No ano passado, a Associação Nacional de Pesquisa e Desenvolvimento das Empresas Inovadoras (Anpei) entregou ao Ministério da Ciência e Tecnologia um documento com propostas para políticas de incentivo à inovação que visem ao desenvolvimento de negócios, produtos e serviços que contribuam para uma economia centrada no baixo consumo de recursos naturais.

Entre as principais propostas estão a criação de incentivos e impostos verdes para inovações verdes, isenção ou redução de impostos para as empresas que desenvolverem produtos e serviços sustentáveis para as classes da base da pirâmide social e uma maior participação do setor privado nas estratégias apresentadas pelo Brasil nos fóruns internacionais de deliberação sobre políticas de redução de emissões dos gases do efeito estufa, como Kyoto e Copenhague.

Entre os projetos que recebem investimento de fundos privados, estão o da empresa Brazil Timber, especializada em gestão de florestas.
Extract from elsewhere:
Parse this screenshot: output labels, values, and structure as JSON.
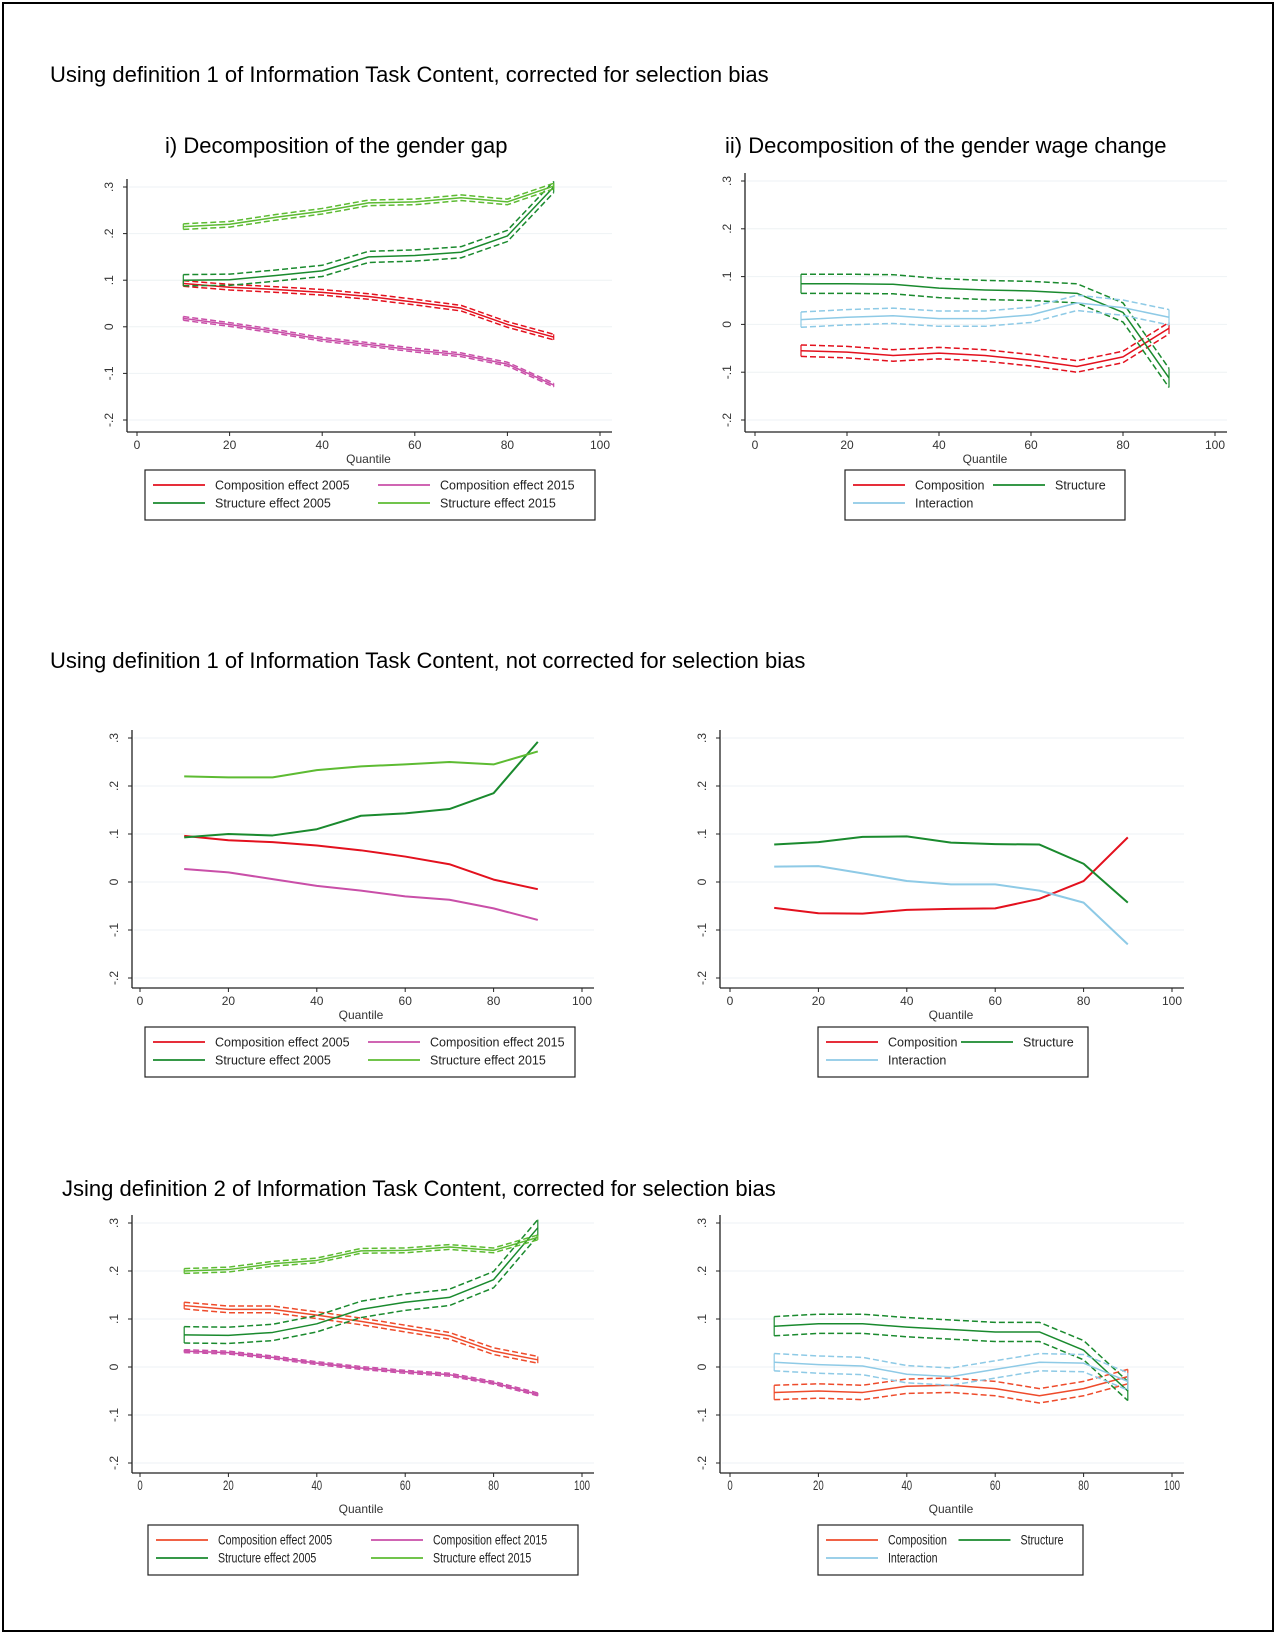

A empresa monitora árvores e indica quais podem ser derrubadas, dentro dos critérios socioambientais de manejo. Trata-se de um trabalho muito especializado, metódico e detalhista, que não admite erros, pois garante a origem da madeira certificada. Em muitos locais do tamanho do Estádio do Maracanã, por exemplo, uma árvore só pode ser cortada a cada cinco anos, e fazer o monitoramento de todas exige muita precisão. No entanto, o investimento tem dado retorno, porque o metro cúbico da madeira certificada chega a ser cinco vezes maior do que o da madeira sem garantia de origem.

Outro exemplo é a Ecosorb Tecnologia, companhia de serviços ambientais que atua na limpeza de portos e terminais, bem como na construção civil. A empresa usa produtos especiais para a limpeza de navios, contêineres e plataformas petrolíferas, e também atua em emergências, impedindo que óleo e produtos químicos se espalhem pelo meio ambiente.

* Publicado originalmente no site do Instituto Ethos.